Но, помимо непосредственных впечатлений, много дала Лескову и книга. Он никогда не переставал учиться, собирать редкие издания и старинные рукописи, накоплять познания в разнообразнейших областях. Не окончивши ни одного учебного заведения, он, несомненно, представлял собою замечательнейшего русского самоучку, обладавшего глубокими познаниями в области русской истории, искусства, иконописи, раскола и проч. Для Лескова характерны утверждения, что литератор не ученый, но он более чем ученый: «он не так фундаментально образован, как последний, но он всестороннее его».
Недаром, на вопрос о своей подготовке к литературному поприщу, Лесков любил вспоминать старинные книгохранилища. «Началось это с чтения самых разнообразных книг, а в особенности беллетристов, во время моего пребывания в орловской гимназии». В это время Лесков перечел почти всю богатую библиотеку жившей в Орле племянницы писателя Массальского. «Так началось мое умственное развитие…»
Лесков был замечательным начетчиком. Недаром он говорил в старости, что для литературного образования необходимо «до седых волос не расставаться с книгой», «не разлучаться с великими учителям». Судя по его сочинениям, список его библиотеки должен был отличаться исключительным разнообразием, а история его чтений охватила бы не только крупнейшие произведения мировой литературы, истории и философии, но и ряд специальных, научных областей. Известно, что после Лескова осталась обширная библиотека, количеством около трех тысяч томов. Среди них находилось не мало редкостей, запрещенных книг, дорогих старопечатных изданий, справочников и словарей. Все это постоянно питало его творчество, все это сообщало ему не только замыслы и темы, но и всячески утончало его повествовательное мастерство, раскрывая на великих образцах мировой литературы те сложные тайны живого и увлекательного повествования, которые до конца не переставали захватывать и волновать этого замечательного сказочника.
III«Живите, государи мои, люди русские, в ладу со своею старою сказкою. Чудная вещь — старая сказка! Горе тому, у кого ее не будет под старость! Для вас вот эти прутики старушек ударяют монотонно, но для меня с них каплет сладких ощущений источник. О, как бы я желал умереть в мире с моею старою сказкою!..»
Эти прекрасные слова одного из любимых героев Лескова замечательно определяют характер его собственного творчества.
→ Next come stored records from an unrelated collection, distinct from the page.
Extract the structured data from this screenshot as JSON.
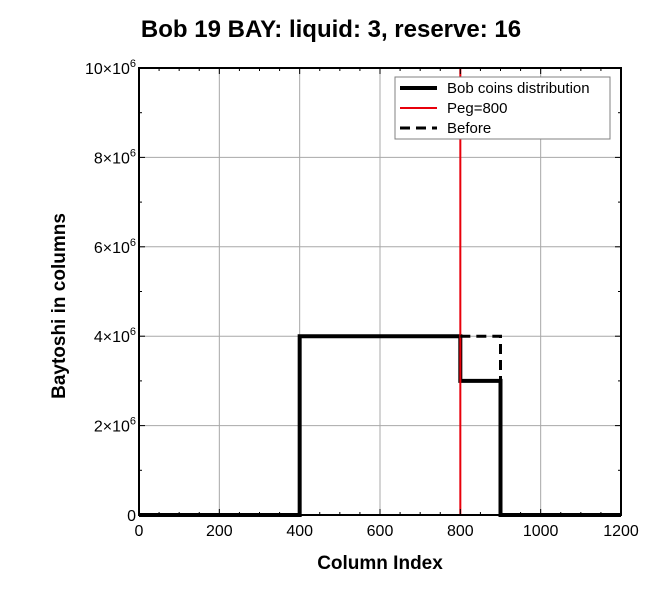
{
  "chart_data": {
    "type": "line",
    "title": "Bob 19 BAY: liquid: 3, reserve: 16",
    "xlabel": "Column Index",
    "ylabel": "Baytoshi in columns",
    "xlim": [
      0,
      1200
    ],
    "ylim": [
      0,
      10000000
    ],
    "x_ticks": [
      {
        "value": 0,
        "label": "0"
      },
      {
        "value": 200,
        "label": "200"
      },
      {
        "value": 400,
        "label": "400"
      },
      {
        "value": 600,
        "label": "600"
      },
      {
        "value": 800,
        "label": "800"
      },
      {
        "value": 1000,
        "label": "1000"
      },
      {
        "value": 1200,
        "label": "1200"
      }
    ],
    "y_ticks": [
      {
        "value": 0,
        "mantissa": "0",
        "exp": ""
      },
      {
        "value": 2000000,
        "mantissa": "2×10",
        "exp": "6"
      },
      {
        "value": 4000000,
        "mantissa": "4×10",
        "exp": "6"
      },
      {
        "value": 6000000,
        "mantissa": "6×10",
        "exp": "6"
      },
      {
        "value": 8000000,
        "mantissa": "8×10",
        "exp": "6"
      },
      {
        "value": 10000000,
        "mantissa": "10×10",
        "exp": "6"
      }
    ],
    "grid": true,
    "legend_position": "top-right",
    "series": [
      {
        "name": "Bob coins distribution",
        "color": "#000000",
        "style": "solid-thick",
        "points": [
          [
            0,
            0
          ],
          [
            400,
            0
          ],
          [
            400,
            4000000
          ],
          [
            800,
            4000000
          ],
          [
            800,
            3000000
          ],
          [
            900,
            3000000
          ],
          [
            900,
            0
          ],
          [
            1200,
            0
          ]
        ]
      },
      {
        "name": "Peg=800",
        "color": "#e8000b",
        "style": "vertical-line",
        "x": 800
      },
      {
        "name": "Before",
        "color": "#000000",
        "style": "dashed",
        "points": [
          [
            800,
            4000000
          ],
          [
            900,
            4000000
          ],
          [
            900,
            3000000
          ]
        ]
      }
    ]
  }
}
Старая сказка, забавная и ученая, умудренная житейским опытом и расцвеченная заманчивой фантазией, представляла для него совершенный тип художественного повествования. Он стремился усвоить ее приемы и средства, воспринять для собственных созданий ее драгоценные качества живого и увлекательного изложения. Вот почему проблема занимательности рассказа стояла в центре лесковской поэтики.
«Я думаю заодно с теми, кому кажется, что „все роды хороши, кроме скучного“, — писал он одному из своих редакторов. — Я люблю вопросы живые и напоминания характерные, веские и поучительные… Что интересно, весело, приправлено во вкусе и имеет смысл, то и хорошо». О задуманном рассказе «Разбойник Кудеяр» он пишет в редакцию: «Это будет невелико, живо и интересно». В другом письме он сообщает о приобретенной им рукописи «Удивительные повести о семи мудрецах 1702 года»: «Повести превосходные, Бог весть с какого латинского оригинала — все любовные и действительно „удивительные“… Каждая повесть не более одного листа, и читаться будут они со смехом и с интересом».
Таким образом Лесков сводит проблему занимательности рассказа преимущественно к его краткости и юмору. Но при этом он всегда был особенно озабочен богатством и разнообразием своих фабул. Эти заботы до такой степени захватывали его, что он нисколько не скрывал от своего читателя этих профессиональных секретов своей писательской лаборатории.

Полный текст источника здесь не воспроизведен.